Background: Open appendectomy is one of the most common surgeries done in an emergency operation theatre even after three decades of introduction of laparoscopic surgeries. The previous studies done on laparoscopic appendectomy produced conflicting recommendations, and the adequacy of sample sizes is generally unknown. We compared primary outcomes after laparoscopic and open appendectomy in a sample of predetermined statistical power.Methods: A pre-study power analysis suggested that 200 randomized patients would yield 80% power to show a mean decrease of 1.3 days hospitalization.
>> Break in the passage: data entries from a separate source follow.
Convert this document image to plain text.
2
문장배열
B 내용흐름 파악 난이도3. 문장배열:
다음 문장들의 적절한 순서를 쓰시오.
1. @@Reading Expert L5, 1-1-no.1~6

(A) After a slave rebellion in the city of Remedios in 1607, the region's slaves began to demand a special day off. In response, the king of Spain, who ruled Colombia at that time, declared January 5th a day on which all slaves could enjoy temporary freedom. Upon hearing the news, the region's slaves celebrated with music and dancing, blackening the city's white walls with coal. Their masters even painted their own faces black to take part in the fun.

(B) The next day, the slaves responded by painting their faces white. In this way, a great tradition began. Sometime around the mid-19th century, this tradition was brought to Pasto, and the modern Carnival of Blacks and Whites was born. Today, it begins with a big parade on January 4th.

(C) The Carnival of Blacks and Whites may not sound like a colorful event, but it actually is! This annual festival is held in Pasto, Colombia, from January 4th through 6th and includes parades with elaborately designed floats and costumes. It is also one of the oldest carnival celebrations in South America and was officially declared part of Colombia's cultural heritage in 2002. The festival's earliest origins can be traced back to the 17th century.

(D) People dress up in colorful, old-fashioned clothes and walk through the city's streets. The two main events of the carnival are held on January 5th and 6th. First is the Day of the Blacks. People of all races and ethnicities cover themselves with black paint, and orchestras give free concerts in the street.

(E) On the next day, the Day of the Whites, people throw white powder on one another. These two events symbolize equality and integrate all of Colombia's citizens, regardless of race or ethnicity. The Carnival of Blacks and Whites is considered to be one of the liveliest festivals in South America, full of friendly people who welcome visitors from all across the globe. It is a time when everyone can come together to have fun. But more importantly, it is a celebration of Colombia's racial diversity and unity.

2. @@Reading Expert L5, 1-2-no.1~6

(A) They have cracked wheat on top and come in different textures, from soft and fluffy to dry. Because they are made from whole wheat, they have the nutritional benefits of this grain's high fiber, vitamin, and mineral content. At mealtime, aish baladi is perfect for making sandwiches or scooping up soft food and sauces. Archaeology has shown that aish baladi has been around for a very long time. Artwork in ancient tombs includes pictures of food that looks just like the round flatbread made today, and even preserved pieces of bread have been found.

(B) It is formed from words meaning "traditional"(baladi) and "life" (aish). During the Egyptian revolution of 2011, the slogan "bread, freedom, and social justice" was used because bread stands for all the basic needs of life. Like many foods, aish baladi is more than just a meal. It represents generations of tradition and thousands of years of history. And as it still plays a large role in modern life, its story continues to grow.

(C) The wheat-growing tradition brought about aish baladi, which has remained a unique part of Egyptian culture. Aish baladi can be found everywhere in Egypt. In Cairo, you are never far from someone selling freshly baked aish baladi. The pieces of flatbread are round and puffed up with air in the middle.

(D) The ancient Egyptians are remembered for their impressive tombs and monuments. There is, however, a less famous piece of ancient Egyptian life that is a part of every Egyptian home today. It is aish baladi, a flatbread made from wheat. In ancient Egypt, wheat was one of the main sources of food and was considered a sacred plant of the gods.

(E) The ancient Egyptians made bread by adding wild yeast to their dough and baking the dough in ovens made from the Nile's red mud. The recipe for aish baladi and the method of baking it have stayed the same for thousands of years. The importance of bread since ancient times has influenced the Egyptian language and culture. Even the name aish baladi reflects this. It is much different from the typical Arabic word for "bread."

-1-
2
One hundred ninety-eight patients with a preoperative diagnosis of acute appendicitis were randomized prospectively to laparoscopic or open appendectomy. The primary outcomes measured were duration of operative time, postoperative pain and analgesia, length of hospital stay and cosmetic advantages.Results: It was found that mean operation time was 33±5.8 minute and 37± 7.5 minute in OA and LA respectively. Duration of post-operative hospital stay was 1.2 days shorter in Laparoscopic group. LA required 1.1 shots of less analgesic than OA. Oral feeding was resumed 21 hours earlier following LA compared to OA. Laparoscpic appendectomy was safely performed in paediatric patient without any adverse effect. We also found that, in female patient, concurrent ovarian cysts, tubal pregnancy and endometriosis can be diagnosed and managed laparoscopically in the same sitting.Conclusions: Present study found that laparoscopic appendectomy is an effective and safe procedure irrespective of age and sex of the patient. LA has added advantage of early return of bowel movement, less post-op hospital stays and less requirement of narcotic analgesic.